You can provide your tree data as a Nexus file. You can also request that the resulting tree be formatted as Nexus. An example Nexus file looks like

#NEXUS

BEGIN TAXA;
    DIMENSIONS NTAX=7;
    TAXLABELS
        A
        B
        C
        G
        D
        E
        F
  ;
END;

BEGIN TREES;
    TREE 1 = (A:2.9999,((B:0.1,C:0.1):0.1,(G:0.2,(D:0.1,(E:0.1,F:0.1):0.1):0.1):0.1):0.1);
END;

Executable

The ancestral_distribution executable can be found at bin/ancestral_distribution.py

Output

The ancestral distribution analysis creates an annotated version of the input tree with the reconstructed values that were computed. Additionally, character data can be written to a CSV file if the -c option is provided. You can also generate plots of the ancestral distributions by providing a directory to the -p option.

References

Folk, R. A., Visger, C. J., Soltis, P. S., Soltis, D. E., & Guralnick, R. P. (2018).

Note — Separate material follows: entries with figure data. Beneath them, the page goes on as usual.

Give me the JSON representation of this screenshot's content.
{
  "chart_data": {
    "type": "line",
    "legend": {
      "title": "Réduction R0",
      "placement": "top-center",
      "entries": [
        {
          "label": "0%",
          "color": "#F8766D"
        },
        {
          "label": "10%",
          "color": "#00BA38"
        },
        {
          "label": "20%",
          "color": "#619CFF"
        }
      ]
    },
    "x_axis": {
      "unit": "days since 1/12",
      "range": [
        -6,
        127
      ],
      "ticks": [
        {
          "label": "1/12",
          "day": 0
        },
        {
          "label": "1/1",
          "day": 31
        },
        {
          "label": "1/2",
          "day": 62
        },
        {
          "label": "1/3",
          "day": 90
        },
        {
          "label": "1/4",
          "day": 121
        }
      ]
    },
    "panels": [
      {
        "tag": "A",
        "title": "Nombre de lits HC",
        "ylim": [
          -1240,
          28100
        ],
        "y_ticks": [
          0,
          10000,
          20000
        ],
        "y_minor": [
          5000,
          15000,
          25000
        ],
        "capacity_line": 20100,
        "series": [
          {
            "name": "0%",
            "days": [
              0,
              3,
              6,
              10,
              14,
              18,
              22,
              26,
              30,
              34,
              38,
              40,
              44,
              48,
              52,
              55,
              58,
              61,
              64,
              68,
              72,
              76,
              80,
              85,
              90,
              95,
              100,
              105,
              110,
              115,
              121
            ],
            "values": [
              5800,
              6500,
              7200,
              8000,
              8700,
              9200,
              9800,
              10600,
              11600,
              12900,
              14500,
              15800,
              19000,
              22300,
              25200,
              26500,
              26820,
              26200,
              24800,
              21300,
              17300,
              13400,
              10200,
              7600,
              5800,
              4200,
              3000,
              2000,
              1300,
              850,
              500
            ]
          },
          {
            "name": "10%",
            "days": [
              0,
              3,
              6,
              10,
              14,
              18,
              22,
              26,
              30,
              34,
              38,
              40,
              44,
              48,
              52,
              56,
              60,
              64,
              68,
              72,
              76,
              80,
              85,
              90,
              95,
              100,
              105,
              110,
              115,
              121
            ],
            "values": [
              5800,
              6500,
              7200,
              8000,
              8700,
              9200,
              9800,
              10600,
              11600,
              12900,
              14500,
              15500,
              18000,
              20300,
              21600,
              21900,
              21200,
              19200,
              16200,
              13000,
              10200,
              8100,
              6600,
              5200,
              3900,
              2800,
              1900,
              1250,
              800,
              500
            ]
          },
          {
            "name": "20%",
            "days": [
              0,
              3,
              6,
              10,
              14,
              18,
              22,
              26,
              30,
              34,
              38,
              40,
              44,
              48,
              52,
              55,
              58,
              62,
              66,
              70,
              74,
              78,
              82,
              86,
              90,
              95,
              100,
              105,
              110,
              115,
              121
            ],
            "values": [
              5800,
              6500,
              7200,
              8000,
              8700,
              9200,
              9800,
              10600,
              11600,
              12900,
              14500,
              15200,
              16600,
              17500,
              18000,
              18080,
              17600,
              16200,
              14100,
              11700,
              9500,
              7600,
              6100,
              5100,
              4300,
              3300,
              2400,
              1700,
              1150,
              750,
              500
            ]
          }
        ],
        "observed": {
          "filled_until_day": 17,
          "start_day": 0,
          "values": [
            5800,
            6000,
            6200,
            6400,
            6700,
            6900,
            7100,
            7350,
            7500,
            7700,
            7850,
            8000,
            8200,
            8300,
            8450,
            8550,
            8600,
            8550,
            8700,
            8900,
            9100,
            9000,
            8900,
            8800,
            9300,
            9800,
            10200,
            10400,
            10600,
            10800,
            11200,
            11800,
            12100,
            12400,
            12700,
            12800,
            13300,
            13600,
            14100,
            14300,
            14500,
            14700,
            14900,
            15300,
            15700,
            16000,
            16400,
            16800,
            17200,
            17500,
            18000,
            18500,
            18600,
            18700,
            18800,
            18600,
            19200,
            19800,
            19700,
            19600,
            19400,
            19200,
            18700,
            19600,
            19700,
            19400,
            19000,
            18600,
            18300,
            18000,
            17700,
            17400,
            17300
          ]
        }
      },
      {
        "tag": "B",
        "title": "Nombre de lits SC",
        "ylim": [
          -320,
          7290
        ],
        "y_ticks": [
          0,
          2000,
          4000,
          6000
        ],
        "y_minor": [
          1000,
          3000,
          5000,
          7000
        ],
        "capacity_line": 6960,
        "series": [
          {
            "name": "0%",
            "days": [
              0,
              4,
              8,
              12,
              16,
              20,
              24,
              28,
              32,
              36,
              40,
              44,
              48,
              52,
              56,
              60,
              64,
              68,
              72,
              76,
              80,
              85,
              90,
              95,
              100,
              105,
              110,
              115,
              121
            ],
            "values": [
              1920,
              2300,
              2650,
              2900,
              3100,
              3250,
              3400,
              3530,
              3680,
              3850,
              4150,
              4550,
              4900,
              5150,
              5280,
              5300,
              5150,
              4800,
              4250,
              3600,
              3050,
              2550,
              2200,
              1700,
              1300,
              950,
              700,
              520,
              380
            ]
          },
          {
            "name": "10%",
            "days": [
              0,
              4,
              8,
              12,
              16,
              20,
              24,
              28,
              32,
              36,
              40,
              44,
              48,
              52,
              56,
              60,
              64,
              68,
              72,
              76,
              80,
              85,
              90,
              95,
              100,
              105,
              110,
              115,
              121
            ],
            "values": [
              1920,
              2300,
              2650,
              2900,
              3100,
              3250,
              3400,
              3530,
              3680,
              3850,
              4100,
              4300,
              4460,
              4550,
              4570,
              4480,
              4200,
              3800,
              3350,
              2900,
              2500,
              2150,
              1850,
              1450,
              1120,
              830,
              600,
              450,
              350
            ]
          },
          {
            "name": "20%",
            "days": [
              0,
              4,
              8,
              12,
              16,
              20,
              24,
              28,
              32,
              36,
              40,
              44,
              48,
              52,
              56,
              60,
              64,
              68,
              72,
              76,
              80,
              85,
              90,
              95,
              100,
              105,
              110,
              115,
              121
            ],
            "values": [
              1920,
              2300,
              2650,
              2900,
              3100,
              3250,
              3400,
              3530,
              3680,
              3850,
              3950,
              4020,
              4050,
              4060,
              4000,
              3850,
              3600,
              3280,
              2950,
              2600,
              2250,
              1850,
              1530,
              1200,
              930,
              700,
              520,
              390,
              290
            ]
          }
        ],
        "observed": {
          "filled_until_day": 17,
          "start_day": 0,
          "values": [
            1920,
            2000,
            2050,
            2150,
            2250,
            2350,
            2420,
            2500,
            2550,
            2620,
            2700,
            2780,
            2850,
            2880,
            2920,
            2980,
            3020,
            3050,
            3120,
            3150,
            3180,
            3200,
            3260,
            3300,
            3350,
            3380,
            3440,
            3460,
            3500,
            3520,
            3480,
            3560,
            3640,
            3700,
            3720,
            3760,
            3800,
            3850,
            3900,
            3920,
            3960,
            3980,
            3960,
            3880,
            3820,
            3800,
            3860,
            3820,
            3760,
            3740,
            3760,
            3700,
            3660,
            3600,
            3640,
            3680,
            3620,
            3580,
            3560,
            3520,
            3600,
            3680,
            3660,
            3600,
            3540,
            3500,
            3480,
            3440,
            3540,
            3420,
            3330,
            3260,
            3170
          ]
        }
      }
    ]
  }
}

Geographic range dynamics drove ancient hybridization in a lineage of angiosperms. The American Naturalist, 192(2), 171-187.

Smith, S. A., & Donoghue, M. J. (2010). Combining historical biogeography with niche modeling in the Caprifolium clade of Lonicera (Caprifoliaceae, Dipsacales). Systematic biology, 59(3), 322-341.